En ese momento, Jörg y los demás piratas se quedaron helados, como si estuvieran contemplando un cuadro surrealista más allá de su imaginación.
Pronto, un profundo pánico se apoderó de ellos.
El Almirante huyó en el Newins. ¿Qué hacemos ahora?
Si ese aventurero desconocido no pudo matar al Almirante y lo dejó escapar, ¿volverá su atención hacia nosotros para vengarse?
Usó ilusiones para tratar con nosotros; realmente debe haber venido a cazar al Almirante…
Sus pensamientos se aceleraron, y el Gran Tiburón Jörg y sus hombres se dieron la vuelta y echaron a correr, huyendo de la zona del muelle.
Necesitaban encontrar los contactos del Newins en el Puerto Banamo, confiando en sus conocimientos locales para encontrar un lugar secreto donde esconderse y luego contactar con el Almirante del Mar Profundo para decidir sus próximos pasos.
…
Al interior de la cabina del capitán del Newins.
Howl Constantine, tras ponerse de nuevo su máscara translúcida de pulpo, miraba fijamente el agua de mar, casi sin luz, que se mecía fuera de la gruesa ventana de cristal, sintiendo cómo sus heridas internas y externas se curaban poco a poco con la ayuda de pociones medicinales.
No pudo evitar recordar su reciente encuentro. Aunque era extremadamente doloroso, le produjo un placer sin precedentes, dejando su alma casi completamente en blanco.
El deleite que le proporcionaba superaba con creces a la de las mujeres traídas al barco, lo que le hacía desear volver a experimentarla a pesar de su férrea voluntad.
Uf… Howl Constantine exhaló, agradecido por haber activado a tiempo el sistema de defensa del Newins. De lo contrario, bajo la influencia de ese placer extremo, habría muerto fácilmente en el segundo siguiente.
Creía que los asesinos habían sentido que el Newins se volvía extremadamente peligroso, lo que les llevó a retirarse y huir de la nave alquímica sin perseguirlo más.
No se arrepentía de no haber activado antes el sistema de defensa; al ser tomado por sorpresa, no tuvo tiempo de hacerlo.
Lo que desconcertaba ahora a Howl Constantine era cuándo se había plantado en él la semilla del placer, provocando una reacción explosiva al ver el verdadero rostro y figura de aquella Demonesa.
Murmuró para sus adentros: ¿Por eso el asesino masculino nunca atacó?
No es que él no quisiera, pero no podía, ¿no hasta que la semilla del placer hubiera arraigado completamente en mi alma?
¿Cuáles son sus verdaderas intenciones más allá de asesinarme? ¿Buscan los secretos del Newins y el Newins Perdido?

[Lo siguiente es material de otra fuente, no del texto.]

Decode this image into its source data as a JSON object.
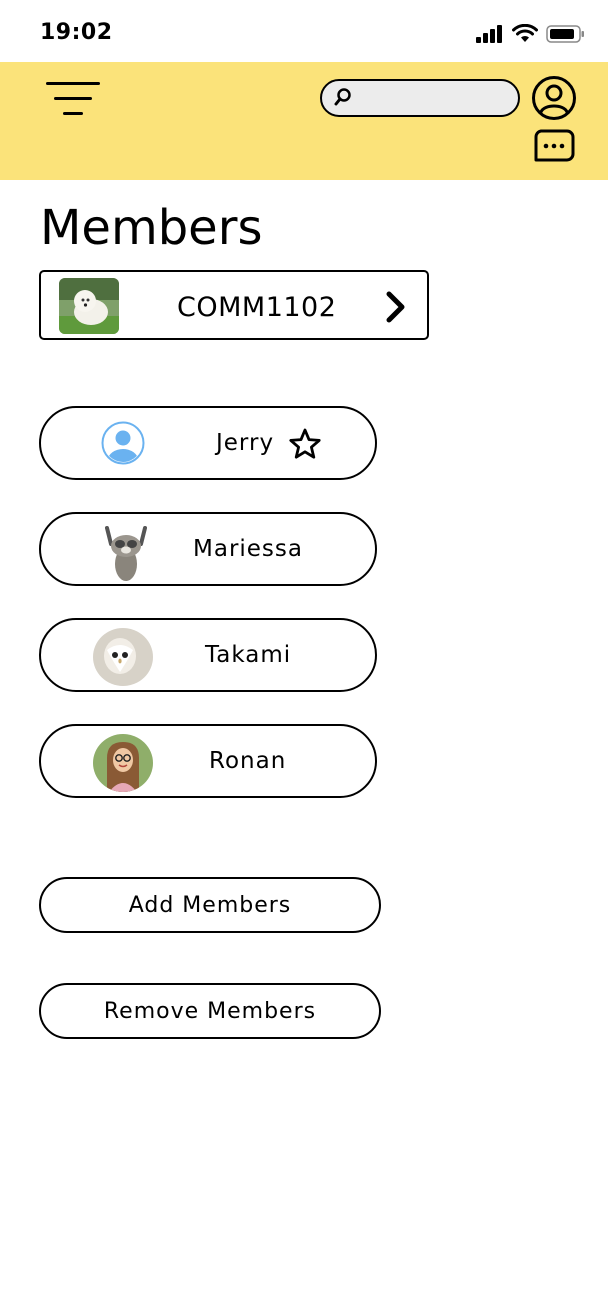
{
  "status_bar": {
    "time": "19:02",
    "icons": [
      "signal-icon",
      "wifi-icon",
      "battery-icon"
    ]
  },
  "header": {
    "background": "#fbe37a",
    "menu_icon": "hamburger-menu-icon",
    "search": {
      "placeholder": "",
      "value": ""
    },
    "profile_icon": "user-circle-icon",
    "chat_icon": "chat-bubble-icon"
  },
  "page": {
    "title": "Members"
  },
  "group": {
    "name": "COMM1102",
    "chevron": "chevron-right-icon"
  },
  "members": [
    {
      "name": "Jerry",
      "starred": true
    },
    {
      "name": "Mariessa"
    },
    {
      "name": "Takami"
    },
    {
      "name": "Ronan"
    }
  ],
  "actions": {
    "add_label": "Add Members",
    "remove_label": "Remove Members"
  }
}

Al carecer de las pistas necesarias, al Almirante del Mar Profundo le resultaba difícil emitir un juicio decisivo y solo podía reprimir sus emociones por el momento, planeando ponerse en contacto con sus subordinados en Puerto Banamo una vez que su cuerpo y alma se hubieran recuperado por completo para comprobar si ellos habían notado algo inusual.
Instintivamente, repasó los últimos acontecimientos, tratando de encontrar detalles de la investigación. Pero eliminar las verdaderas intenciones de los asesinos hizo que todo el asunto pareciera un montaje deliberado de dos Demonesas y sus acompañantes para darle un placer supremo, siendo la experiencia cercana a la muerte una parte normal del mismo. En este mundo, muchos han muerto de placer sin ser atacados.
Reflexionando sobre ello, Howl Constantine se fijó en un reluciente Louis d’or dorado que había en la puerta del camarote.
Fue dejado por las dos Demonesas.
Con la mirada fija en el agua de la puerta y en la moneda de oro, que claramente había sido tratada para evitar su rastreo, Howl Constantine tuvo de repente un pensamiento ridículo y se sumió en un silencio indescriptible.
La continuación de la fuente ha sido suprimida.